Wenn was Robustes gesucht wird, warum nicht aus dem gleichen Stall die Slammer.
Ist nicht viel teurer und läuft und läuft und läuft.


----------



## GuidoOo (30. November 2008)

*AW: Penn SArgus*

die hab ich auch


----------



## Pikepauly (30. November 2008)

*AW: Penn SArgus*

Wäre jetzt so meine Wahl wenn ich sowas mal brauche.


----------



## Hackersepp (30. November 2008)

*AW: Penn SArgus*

ja, genau dich meinte ich pikepauly 

Hast du die Penn Slammer schon im Bodden getestet?
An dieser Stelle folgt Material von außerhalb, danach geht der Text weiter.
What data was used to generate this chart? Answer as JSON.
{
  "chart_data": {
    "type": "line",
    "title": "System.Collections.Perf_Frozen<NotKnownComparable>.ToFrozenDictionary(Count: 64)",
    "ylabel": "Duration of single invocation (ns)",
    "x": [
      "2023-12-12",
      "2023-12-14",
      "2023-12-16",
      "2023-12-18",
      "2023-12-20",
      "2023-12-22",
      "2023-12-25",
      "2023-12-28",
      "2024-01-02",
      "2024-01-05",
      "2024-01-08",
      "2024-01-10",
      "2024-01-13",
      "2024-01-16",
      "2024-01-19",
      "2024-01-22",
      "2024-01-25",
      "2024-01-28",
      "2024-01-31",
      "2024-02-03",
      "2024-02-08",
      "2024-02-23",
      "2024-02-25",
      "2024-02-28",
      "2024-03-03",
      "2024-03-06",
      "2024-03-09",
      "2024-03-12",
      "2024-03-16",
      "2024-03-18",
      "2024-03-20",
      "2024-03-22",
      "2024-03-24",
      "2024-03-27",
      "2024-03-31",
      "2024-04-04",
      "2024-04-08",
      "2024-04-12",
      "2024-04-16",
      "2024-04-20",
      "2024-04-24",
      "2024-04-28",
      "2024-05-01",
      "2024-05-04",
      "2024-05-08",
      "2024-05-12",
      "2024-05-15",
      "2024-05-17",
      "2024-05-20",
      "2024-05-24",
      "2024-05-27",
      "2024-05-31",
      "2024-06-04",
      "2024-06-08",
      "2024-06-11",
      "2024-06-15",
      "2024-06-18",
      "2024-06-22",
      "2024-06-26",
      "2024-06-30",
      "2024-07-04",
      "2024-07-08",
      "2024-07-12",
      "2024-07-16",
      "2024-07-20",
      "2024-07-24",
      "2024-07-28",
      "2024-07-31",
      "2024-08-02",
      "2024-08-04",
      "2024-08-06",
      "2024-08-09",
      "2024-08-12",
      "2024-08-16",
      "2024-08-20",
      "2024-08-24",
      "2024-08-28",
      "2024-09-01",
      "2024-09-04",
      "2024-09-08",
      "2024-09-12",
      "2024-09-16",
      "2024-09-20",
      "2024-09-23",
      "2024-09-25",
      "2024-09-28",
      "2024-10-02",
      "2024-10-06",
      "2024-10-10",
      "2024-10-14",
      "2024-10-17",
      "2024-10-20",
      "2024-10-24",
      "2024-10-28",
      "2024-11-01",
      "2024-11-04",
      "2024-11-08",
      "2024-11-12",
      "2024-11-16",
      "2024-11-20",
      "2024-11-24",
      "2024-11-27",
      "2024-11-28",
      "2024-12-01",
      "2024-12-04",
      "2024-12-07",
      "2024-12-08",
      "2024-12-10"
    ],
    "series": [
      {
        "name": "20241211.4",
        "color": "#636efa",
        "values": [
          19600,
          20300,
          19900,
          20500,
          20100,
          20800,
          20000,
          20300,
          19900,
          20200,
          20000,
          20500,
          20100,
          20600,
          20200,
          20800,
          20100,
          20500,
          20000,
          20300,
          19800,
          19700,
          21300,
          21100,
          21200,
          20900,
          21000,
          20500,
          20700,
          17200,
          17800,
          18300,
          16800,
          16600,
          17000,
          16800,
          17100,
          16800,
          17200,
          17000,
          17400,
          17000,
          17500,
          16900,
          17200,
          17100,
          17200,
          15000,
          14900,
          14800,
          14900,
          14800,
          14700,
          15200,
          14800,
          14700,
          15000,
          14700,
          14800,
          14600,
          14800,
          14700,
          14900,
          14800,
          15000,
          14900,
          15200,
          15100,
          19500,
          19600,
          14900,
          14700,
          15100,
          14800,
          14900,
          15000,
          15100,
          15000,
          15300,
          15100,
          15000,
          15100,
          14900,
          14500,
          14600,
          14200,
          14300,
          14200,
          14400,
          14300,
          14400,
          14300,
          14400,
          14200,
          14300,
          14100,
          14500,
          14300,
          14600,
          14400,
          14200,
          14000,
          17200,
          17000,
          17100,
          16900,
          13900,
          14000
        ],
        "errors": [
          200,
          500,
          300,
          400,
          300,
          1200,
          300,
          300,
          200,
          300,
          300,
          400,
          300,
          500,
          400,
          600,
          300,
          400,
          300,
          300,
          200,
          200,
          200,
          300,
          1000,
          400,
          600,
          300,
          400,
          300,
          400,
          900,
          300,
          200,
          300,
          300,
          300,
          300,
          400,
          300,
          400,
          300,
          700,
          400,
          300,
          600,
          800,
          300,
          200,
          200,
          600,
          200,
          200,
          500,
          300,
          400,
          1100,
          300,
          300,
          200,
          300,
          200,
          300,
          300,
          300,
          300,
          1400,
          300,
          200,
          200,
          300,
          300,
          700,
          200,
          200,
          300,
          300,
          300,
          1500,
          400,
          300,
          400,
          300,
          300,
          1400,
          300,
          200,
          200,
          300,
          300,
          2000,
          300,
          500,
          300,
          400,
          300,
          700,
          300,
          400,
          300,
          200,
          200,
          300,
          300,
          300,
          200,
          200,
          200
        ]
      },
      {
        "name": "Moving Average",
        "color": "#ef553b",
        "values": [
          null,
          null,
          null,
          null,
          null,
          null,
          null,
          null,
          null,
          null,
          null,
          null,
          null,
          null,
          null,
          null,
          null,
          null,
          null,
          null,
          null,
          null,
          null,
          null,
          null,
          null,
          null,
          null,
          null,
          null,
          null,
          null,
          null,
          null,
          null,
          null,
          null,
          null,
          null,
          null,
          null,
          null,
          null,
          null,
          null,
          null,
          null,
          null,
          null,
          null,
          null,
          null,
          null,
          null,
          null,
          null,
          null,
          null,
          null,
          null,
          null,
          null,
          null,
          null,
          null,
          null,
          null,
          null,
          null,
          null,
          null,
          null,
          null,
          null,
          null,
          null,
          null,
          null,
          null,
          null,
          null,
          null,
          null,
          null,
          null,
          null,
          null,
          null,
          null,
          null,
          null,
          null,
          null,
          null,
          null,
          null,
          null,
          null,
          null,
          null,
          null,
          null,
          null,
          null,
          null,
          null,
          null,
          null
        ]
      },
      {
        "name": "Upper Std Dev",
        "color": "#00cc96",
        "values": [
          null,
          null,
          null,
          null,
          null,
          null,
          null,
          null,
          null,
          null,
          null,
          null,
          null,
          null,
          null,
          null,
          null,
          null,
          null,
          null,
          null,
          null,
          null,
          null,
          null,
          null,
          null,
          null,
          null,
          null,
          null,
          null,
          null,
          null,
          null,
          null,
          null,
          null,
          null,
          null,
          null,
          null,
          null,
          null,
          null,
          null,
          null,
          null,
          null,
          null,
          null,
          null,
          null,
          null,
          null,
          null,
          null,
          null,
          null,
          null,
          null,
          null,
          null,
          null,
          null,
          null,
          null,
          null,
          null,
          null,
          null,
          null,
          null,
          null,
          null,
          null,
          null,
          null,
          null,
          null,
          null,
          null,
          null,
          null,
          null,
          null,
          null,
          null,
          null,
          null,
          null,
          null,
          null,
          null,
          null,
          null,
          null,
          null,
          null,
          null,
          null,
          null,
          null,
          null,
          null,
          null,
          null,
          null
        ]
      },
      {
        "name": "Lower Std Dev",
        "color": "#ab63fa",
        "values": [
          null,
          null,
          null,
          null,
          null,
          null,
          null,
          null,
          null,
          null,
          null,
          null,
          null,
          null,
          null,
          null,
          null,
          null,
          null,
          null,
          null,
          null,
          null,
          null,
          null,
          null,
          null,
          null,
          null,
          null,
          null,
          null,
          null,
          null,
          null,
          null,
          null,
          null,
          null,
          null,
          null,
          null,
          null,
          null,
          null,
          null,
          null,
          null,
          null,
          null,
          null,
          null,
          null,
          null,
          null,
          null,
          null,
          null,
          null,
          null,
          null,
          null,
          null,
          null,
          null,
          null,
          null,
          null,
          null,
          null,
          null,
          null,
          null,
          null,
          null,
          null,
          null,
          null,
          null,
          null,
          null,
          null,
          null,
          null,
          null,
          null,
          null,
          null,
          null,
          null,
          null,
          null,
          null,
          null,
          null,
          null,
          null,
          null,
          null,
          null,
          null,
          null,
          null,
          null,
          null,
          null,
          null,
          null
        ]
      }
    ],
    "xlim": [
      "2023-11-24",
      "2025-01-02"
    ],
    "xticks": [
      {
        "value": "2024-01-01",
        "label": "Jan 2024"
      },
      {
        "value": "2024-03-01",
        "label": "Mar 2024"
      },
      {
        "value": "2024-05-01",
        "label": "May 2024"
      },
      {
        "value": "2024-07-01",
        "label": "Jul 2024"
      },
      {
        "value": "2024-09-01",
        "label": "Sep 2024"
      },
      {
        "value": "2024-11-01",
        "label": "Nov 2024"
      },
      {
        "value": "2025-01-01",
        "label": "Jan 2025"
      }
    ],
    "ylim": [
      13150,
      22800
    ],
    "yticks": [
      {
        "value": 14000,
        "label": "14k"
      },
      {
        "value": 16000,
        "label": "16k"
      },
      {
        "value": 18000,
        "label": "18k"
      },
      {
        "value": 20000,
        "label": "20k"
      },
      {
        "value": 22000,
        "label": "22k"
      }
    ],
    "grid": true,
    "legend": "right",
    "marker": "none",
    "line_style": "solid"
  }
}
Gilt sie denn rein formal auch als salzwasserfest?

Danke für eure ANtworten


----------



## Pikepauly (30. November 2008)

*AW: Penn SArgus*

Ich hab keine Slammer.

Kenne aber einige von Kumpels. Teilweise frische, teilweise gut eingelaufen.
Und die laufen gut und nicht mit diesem Wahnsinnswiderstand wie die Sargus.
Der Angler der mich netterweise seine Sargus mal probekurbeln lassen hat, hat diesen locker 400 Gramm schweren "Trümmer" mit ner Daiwa Infinty Meerforellenrute "gekoppelt".
Watn Irrsinn, sone leichte Rute und dann sone Rolle.

Ich fische an den Bodden ne 4000 er Stella, die hält das auch aus.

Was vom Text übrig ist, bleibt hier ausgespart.